A 32-year-old man is accused of murdering his five young children, and dispensing of their bodies in trash bags alongside a dirt road in Alabama, officials in South Carolina said Wednesday.
Timothy Ray Jones Jr. is going to be charged with five counts of murder, according to Lexington County Acting Sheriff Lewis McCarty, noting that officials have yet to determine a motive, or cause of deaths of the kids, ages 1-8, in the horrifying incident.
“In all my years in law enforcement,” McCarty said, “I have never seen a case like this.”
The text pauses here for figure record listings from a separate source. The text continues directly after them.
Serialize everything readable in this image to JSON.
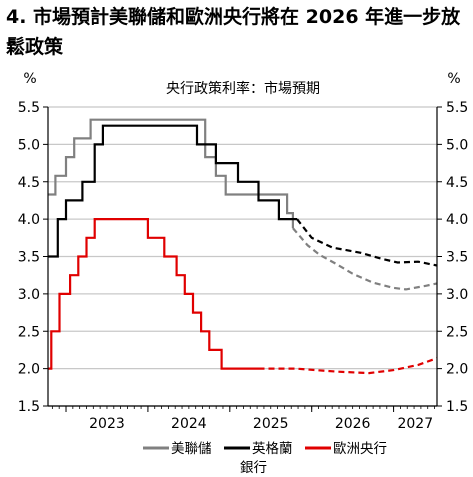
{
  "title": "4. 市場預計美聯儲和歐洲央行將在 2026 年進一步放鬆政策",
  "chart_data": {
    "type": "line",
    "subtitle": "央行政策利率：市場預期",
    "y_unit_left": "%",
    "y_unit_right": "%",
    "ylim": [
      1.5,
      5.5
    ],
    "yticks": [
      1.5,
      2.0,
      2.5,
      3.0,
      3.5,
      4.0,
      4.5,
      5.0,
      5.5
    ],
    "ytick_labels": [
      "1.5",
      "2.0",
      "2.5",
      "3.0",
      "3.5",
      "4.0",
      "4.5",
      "5.0",
      "5.5"
    ],
    "xlim": [
      2022.78,
      2027.53
    ],
    "x_year_boundaries": [
      2023,
      2024,
      2025,
      2026,
      2027
    ],
    "x_tick_labels": [
      {
        "x": 2023.5,
        "label": "2023"
      },
      {
        "x": 2024.5,
        "label": "2024"
      },
      {
        "x": 2025.5,
        "label": "2025"
      },
      {
        "x": 2026.5,
        "label": "2026"
      },
      {
        "x": 2027.5,
        "label": "2027"
      }
    ],
    "grid": true,
    "legend_position": "bottom",
    "series": [
      {
        "name": "美聯儲",
        "color": "#808080",
        "actual": [
          [
            2022.78,
            4.33
          ],
          [
            2022.87,
            4.33
          ],
          [
            2022.87,
            4.58
          ],
          [
            2023.0,
            4.58
          ],
          [
            2023.0,
            4.83
          ],
          [
            2023.1,
            4.83
          ],
          [
            2023.1,
            5.08
          ],
          [
            2023.3,
            5.08
          ],
          [
            2023.3,
            5.33
          ],
          [
            2024.7,
            5.33
          ],
          [
            2024.7,
            4.83
          ],
          [
            2024.83,
            4.83
          ],
          [
            2024.83,
            4.58
          ],
          [
            2024.95,
            4.58
          ],
          [
            2024.95,
            4.33
          ],
          [
            2025.7,
            4.33
          ],
          [
            2025.7,
            4.08
          ],
          [
            2025.77,
            4.08
          ],
          [
            2025.77,
            3.88
          ]
        ],
        "forecast": [
          [
            2025.77,
            3.88
          ],
          [
            2025.95,
            3.65
          ],
          [
            2026.1,
            3.52
          ],
          [
            2026.3,
            3.4
          ],
          [
            2026.5,
            3.27
          ],
          [
            2026.75,
            3.15
          ],
          [
            2027.0,
            3.08
          ],
          [
            2027.15,
            3.06
          ],
          [
            2027.4,
            3.11
          ],
          [
            2027.53,
            3.14
          ]
        ]
      },
      {
        "name": "英格蘭銀行",
        "color": "#000000",
        "actual": [
          [
            2022.78,
            3.5
          ],
          [
            2022.9,
            3.5
          ],
          [
            2022.9,
            4.0
          ],
          [
            2023.0,
            4.0
          ],
          [
            2023.0,
            4.25
          ],
          [
            2023.2,
            4.25
          ],
          [
            2023.2,
            4.5
          ],
          [
            2023.35,
            4.5
          ],
          [
            2023.35,
            5.0
          ],
          [
            2023.45,
            5.0
          ],
          [
            2023.45,
            5.25
          ],
          [
            2024.6,
            5.25
          ],
          [
            2024.6,
            5.0
          ],
          [
            2024.83,
            5.0
          ],
          [
            2024.83,
            4.75
          ],
          [
            2025.1,
            4.75
          ],
          [
            2025.1,
            4.5
          ],
          [
            2025.35,
            4.5
          ],
          [
            2025.35,
            4.25
          ],
          [
            2025.6,
            4.25
          ],
          [
            2025.6,
            4.0
          ],
          [
            2025.82,
            4.0
          ]
        ],
        "forecast": [
          [
            2025.82,
            4.0
          ],
          [
            2026.0,
            3.75
          ],
          [
            2026.25,
            3.62
          ],
          [
            2026.6,
            3.55
          ],
          [
            2026.85,
            3.47
          ],
          [
            2027.05,
            3.42
          ],
          [
            2027.3,
            3.43
          ],
          [
            2027.53,
            3.38
          ]
        ]
      },
      {
        "name": "歐洲央行",
        "color": "#e00000",
        "actual": [
          [
            2022.78,
            2.0
          ],
          [
            2022.82,
            2.0
          ],
          [
            2022.82,
            2.5
          ],
          [
            2022.92,
            2.5
          ],
          [
            2022.92,
            3.0
          ],
          [
            2023.05,
            3.0
          ],
          [
            2023.05,
            3.25
          ],
          [
            2023.15,
            3.25
          ],
          [
            2023.15,
            3.5
          ],
          [
            2023.25,
            3.5
          ],
          [
            2023.25,
            3.75
          ],
          [
            2023.35,
            3.75
          ],
          [
            2023.35,
            4.0
          ],
          [
            2024.0,
            4.0
          ],
          [
            2024.0,
            3.75
          ],
          [
            2024.2,
            3.75
          ],
          [
            2024.2,
            3.5
          ],
          [
            2024.35,
            3.5
          ],
          [
            2024.35,
            3.25
          ],
          [
            2024.45,
            3.25
          ],
          [
            2024.45,
            3.0
          ],
          [
            2024.55,
            3.0
          ],
          [
            2024.55,
            2.75
          ],
          [
            2024.65,
            2.75
          ],
          [
            2024.65,
            2.5
          ],
          [
            2024.75,
            2.5
          ],
          [
            2024.75,
            2.25
          ],
          [
            2024.9,
            2.25
          ],
          [
            2024.9,
            2.0
          ],
          [
            2025.35,
            2.0
          ]
        ],
        "forecast": [
          [
            2025.35,
            2.0
          ],
          [
            2025.8,
            2.0
          ],
          [
            2026.3,
            1.96
          ],
          [
            2026.7,
            1.94
          ],
          [
            2027.0,
            1.98
          ],
          [
            2027.3,
            2.05
          ],
          [
            2027.53,
            2.14
          ]
        ]
      }
    ],
    "legend": [
      {
        "label": "美聯儲"
      },
      {
        "label": "英格蘭",
        "label2": "銀行"
      },
      {
        "label": "歐洲央行"
      }
    ]
  }
}
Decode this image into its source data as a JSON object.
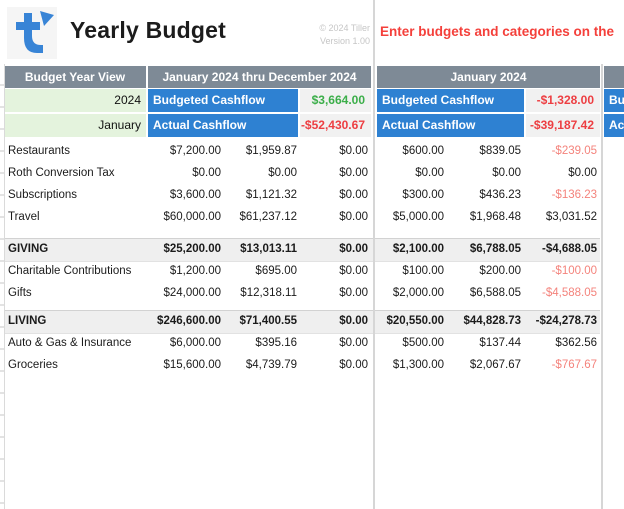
{
  "header": {
    "title": "Yearly Budget",
    "copyright_line1": "© 2024 Tiller",
    "copyright_line2": "Version 1.00",
    "note": "Enter budgets and categories on the"
  },
  "columns": {
    "year_view": "Budget Year View",
    "ytd": "January 2024 thru December 2024",
    "month": "January 2024"
  },
  "summary": {
    "year": "2024",
    "month": "January",
    "budgeted_label": "Budgeted Cashflow",
    "actual_label": "Actual Cashflow",
    "ytd": {
      "budgeted": "$3,664.00",
      "actual": "-$52,430.67"
    },
    "january": {
      "budgeted": "-$1,328.00",
      "actual": "-$39,187.42"
    }
  },
  "rows": [
    {
      "type": "data",
      "name": "Restaurants",
      "ytd": [
        "$7,200.00",
        "$1,959.87",
        "$0.00"
      ],
      "jan": [
        "$600.00",
        "$839.05",
        "-$239.05"
      ]
    },
    {
      "type": "data",
      "name": "Roth Conversion Tax",
      "ytd": [
        "$0.00",
        "$0.00",
        "$0.00"
      ],
      "jan": [
        "$0.00",
        "$0.00",
        "$0.00"
      ]
    },
    {
      "type": "data",
      "name": "Subscriptions",
      "ytd": [
        "$3,600.00",
        "$1,121.32",
        "$0.00"
      ],
      "jan": [
        "$300.00",
        "$436.23",
        "-$136.23"
      ]
    },
    {
      "type": "data",
      "name": "Travel",
      "ytd": [
        "$60,000.00",
        "$61,237.12",
        "$0.00"
      ],
      "jan": [
        "$5,000.00",
        "$1,968.48",
        "$3,031.52"
      ]
    },
    {
      "type": "spacer",
      "h": 10
    },
    {
      "type": "section",
      "name": "GIVING",
      "ytd": [
        "$25,200.00",
        "$13,013.11",
        "$0.00"
      ],
      "jan": [
        "$2,100.00",
        "$6,788.05",
        "-$4,688.05"
      ]
    },
    {
      "type": "data",
      "name": "Charitable Contributions",
      "ytd": [
        "$1,200.00",
        "$695.00",
        "$0.00"
      ],
      "jan": [
        "$100.00",
        "$200.00",
        "-$100.00"
      ]
    },
    {
      "type": "data",
      "name": "Gifts",
      "ytd": [
        "$24,000.00",
        "$12,318.11",
        "$0.00"
      ],
      "jan": [
        "$2,000.00",
        "$6,588.05",
        "-$4,588.05"
      ]
    },
    {
      "type": "spacer",
      "h": 6
    },
    {
      "type": "section",
      "name": "LIVING",
      "ytd": [
        "$246,600.00",
        "$71,400.55",
        "$0.00"
      ],
      "jan": [
        "$20,550.00",
        "$44,828.73",
        "-$24,278.73"
      ]
    },
    {
      "type": "data",
      "name": "Auto & Gas & Insurance",
      "ytd": [
        "$6,000.00",
        "$395.16",
        "$0.00"
      ],
      "jan": [
        "$500.00",
        "$137.44",
        "$362.56"
      ]
    },
    {
      "type": "data",
      "name": "Groceries",
      "ytd": [
        "$15,600.00",
        "$4,739.79",
        "$0.00"
      ],
      "jan": [
        "$1,300.00",
        "$2,067.67",
        "-$767.67"
      ]
    }
  ],
  "colors": {
    "header_gray": "#7E8A96",
    "accent_blue": "#2E81D2",
    "light_green": "#E4F3DD",
    "value_bg": "#F1F1F1",
    "positive_green": "#3BAE49",
    "negative_red": "#ED3E42",
    "negative_light": "#F4837C",
    "note_red": "#F4403B",
    "logo_blue": "#3884D6",
    "band_gray": "#EFEFEF"
  }
}
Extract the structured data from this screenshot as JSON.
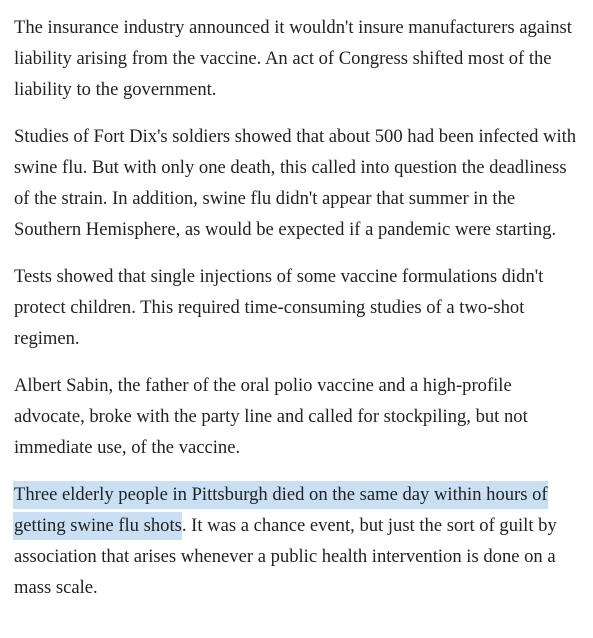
{
  "article": {
    "paragraphs": [
      "The insurance industry announced it wouldn't insure manufacturers against liability arising from the vaccine. An act of Congress shifted most of the liability to the government.",
      "Studies of Fort Dix's soldiers showed that about 500 had been infected with swine flu. But with only one death, this called into question the deadliness of the strain. In addition, swine flu didn't appear that summer in the Southern Hemisphere, as would be expected if a pandemic were starting.",
      "Tests showed that single injections of some vaccine formulations didn't protect children. This required time-consuming studies of a two-shot regimen.",
      "Albert Sabin, the father of the oral polio vaccine and a high-profile advocate, broke with the party line and called for stockpiling, but not immediate use, of the vaccine."
    ],
    "last_paragraph": {
      "highlighted": "Three elderly people in Pittsburgh died on the same day within hours of getting swine flu shots",
      "rest": ". It was a chance event, but just the sort of guilt by association that arises whenever a public health intervention is done on a mass scale."
    },
    "highlight_color": "#c9dff4",
    "text_color": "#222222"
  }
}
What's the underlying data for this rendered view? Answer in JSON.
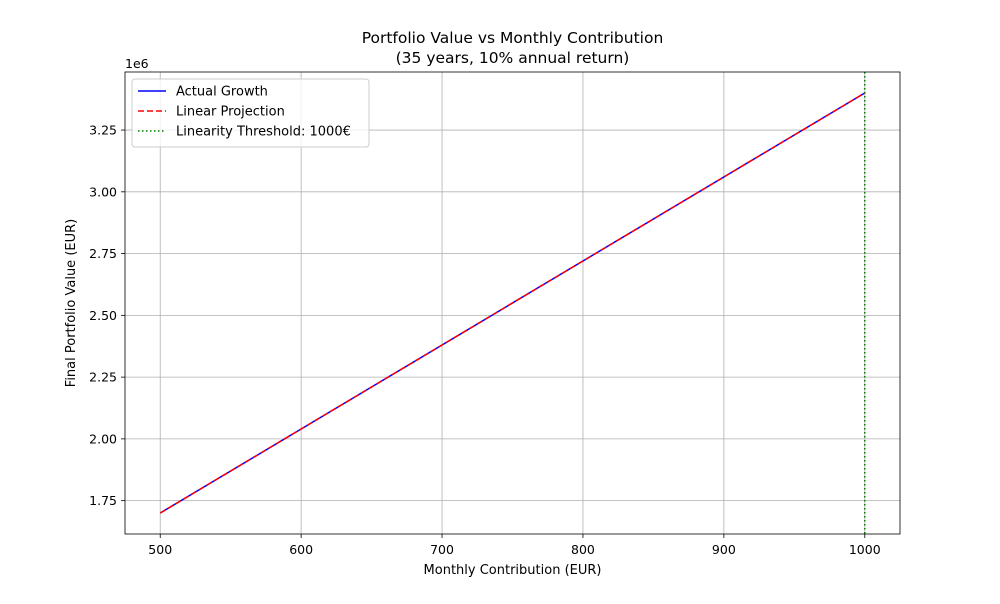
{
  "chart_data": {
    "type": "line",
    "title": "Portfolio Value vs Monthly Contribution",
    "subtitle": "(35 years, 10% annual return)",
    "xlabel": "Monthly Contribution (EUR)",
    "ylabel": "Final Portfolio Value (EUR)",
    "y_multiplier": "1e6",
    "xlim": [
      475,
      1025
    ],
    "ylim": [
      1.615,
      3.485
    ],
    "x_ticks": [
      500,
      600,
      700,
      800,
      900,
      1000
    ],
    "x_tick_labels": [
      "500",
      "600",
      "700",
      "800",
      "900",
      "1000"
    ],
    "y_ticks": [
      1.75,
      2.0,
      2.25,
      2.5,
      2.75,
      3.0,
      3.25
    ],
    "y_tick_labels": [
      "1.75",
      "2.00",
      "2.25",
      "2.50",
      "2.75",
      "3.00",
      "3.25"
    ],
    "grid": true,
    "legend_position": "top-left",
    "series": [
      {
        "name": "Actual Growth",
        "color": "#0000ff",
        "style": "solid",
        "x": [
          500,
          1000
        ],
        "y": [
          1.7,
          3.4
        ]
      },
      {
        "name": "Linear Projection",
        "color": "#ff0000",
        "style": "dashed",
        "x": [
          500,
          1000
        ],
        "y": [
          1.7,
          3.4
        ]
      }
    ],
    "vlines": [
      {
        "name": "Linearity Threshold: 1000€",
        "color": "#008000",
        "style": "dotted",
        "x": 1000
      }
    ]
  }
}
The incident unfurled Saturday, in Mississippi, when Jones was stopped in his Cadillac Escalade at a traffic checkpoint, and subsequently arrested in connection with driving under the influence, as Mississippi district attorney Daniel Jones said the accused killer was “high as a kite” after smoking synthetic marijuana.
Officers noticed that the man was acting bizarre, authorities said, and zeroed in on a suspicious combination in his vehicle: blood stains, kids’ clothes and a bottle of bleach.
A complaint of child abuse had been raised against Jones Aug. 7, NBC reported, but Department of Social Services director Jackie Swindler told the network that “at that time, there was nothing to alarm them immediately” of danger.
The last time the children were seen alive was Aug. 28; Upon further investigation, police learned that Jones’ ex-wife had reported the man and the five children missing Sept. 3, a day after Jones was slated to bring them to their mother’s house. (No Amber Alert was put into place because Jones has legal custody of his kids, according to State Law Enforcement Division Chief Mark Keel.)
Three days after he was taken into custody, Jones took officers to the location where the bodies were at.
McCarty said that the widespread nature of the investigation — spanning 700 miles over five states — made for such a “logistical nightmare” that the investigation was kept under tight wraps until the gruesome discovery was made on Tuesday, in an effort to “balance the children and the investigation against the releasing of information.
“I am a police officer, I’m not a politician,” the lawman said. “My job basically is to get this job done.”